If documentary lovers are feeling left out, they need not worry. Broadway Musicals: A Jewish Legacy examines the profound impact Jewish directors, lyricists, composers, writers and performers have had on the American musical. Prior to the screening of this film, Ran Kempel and Elliot Beck will put on a live performance of a number of the songs featured. 

Other events include an Eastern European dinner on Wednesday night and a guest appearance by Harry Oesterreicher, a descendant of French refugees who received visas from Sousa Mendes during World War II (Oesterreicher is scheduled to speak before the film Disobedience: The Sousa Mendes Story).

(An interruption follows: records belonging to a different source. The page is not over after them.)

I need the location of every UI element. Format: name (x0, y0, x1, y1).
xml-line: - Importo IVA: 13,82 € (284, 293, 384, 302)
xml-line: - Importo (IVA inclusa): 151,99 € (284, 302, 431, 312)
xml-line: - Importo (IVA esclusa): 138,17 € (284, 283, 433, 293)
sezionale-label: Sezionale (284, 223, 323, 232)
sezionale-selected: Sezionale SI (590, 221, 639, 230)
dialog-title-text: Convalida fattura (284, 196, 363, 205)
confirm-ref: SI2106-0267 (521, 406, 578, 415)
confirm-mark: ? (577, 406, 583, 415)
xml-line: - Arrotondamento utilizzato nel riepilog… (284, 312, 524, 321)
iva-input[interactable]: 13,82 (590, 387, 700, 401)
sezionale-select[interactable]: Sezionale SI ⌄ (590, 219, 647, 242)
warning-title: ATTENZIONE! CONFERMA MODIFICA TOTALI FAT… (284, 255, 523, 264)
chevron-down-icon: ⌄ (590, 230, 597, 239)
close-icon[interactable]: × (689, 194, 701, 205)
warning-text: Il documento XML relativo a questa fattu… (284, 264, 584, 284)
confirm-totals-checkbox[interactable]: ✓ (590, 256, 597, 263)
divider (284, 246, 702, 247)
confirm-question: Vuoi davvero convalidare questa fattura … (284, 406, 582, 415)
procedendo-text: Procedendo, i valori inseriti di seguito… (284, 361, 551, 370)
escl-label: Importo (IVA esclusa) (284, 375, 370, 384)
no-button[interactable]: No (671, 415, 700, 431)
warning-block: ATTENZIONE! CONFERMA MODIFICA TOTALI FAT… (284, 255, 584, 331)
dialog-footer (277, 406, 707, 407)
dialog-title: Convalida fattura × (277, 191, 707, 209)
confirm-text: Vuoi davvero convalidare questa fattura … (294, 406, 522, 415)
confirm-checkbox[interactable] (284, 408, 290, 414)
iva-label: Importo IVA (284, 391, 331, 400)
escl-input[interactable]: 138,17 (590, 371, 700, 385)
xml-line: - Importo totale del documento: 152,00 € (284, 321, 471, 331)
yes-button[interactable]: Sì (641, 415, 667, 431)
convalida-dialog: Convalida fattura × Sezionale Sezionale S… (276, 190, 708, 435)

Tickets for all films are $6 (not counting the free screening of The ZigZag Kid). For a list of show times and event details visit jewishgrandrapids.org

 

UICA and West Michigan Design Week Team up to Screen Exit Through the Gift Shop

On May 6, the UICA will have a special one-time screening of Exit Through the Gift Shop in conjunction with West Michigan Design Week. The documentary was directed by world renowned street artist, Banksy, and explores the world of street art and those it inspires. 

Sara Klele, Design Week chair for AIGA West Michigan, explains that while the film is technically about street artists, not designers, it's still a relevant choice for the event. 

“That line can get really blurry because street artists like Banksy have influenced pop culture, which in turn influences and can even become design,” Kele said. 

She points to Shepard Fairey, an artist featured in the film as a perfect example.

“His most recognized work is probably his series of Obama campaign posters created in 2008, including the 'Hope' poster,” Klele said. “Though they had nothing to do with the original creation of the illegally created poster the Obama campaign latched on and it has since become one of the most iconic, and effective, campaign posters of all time.”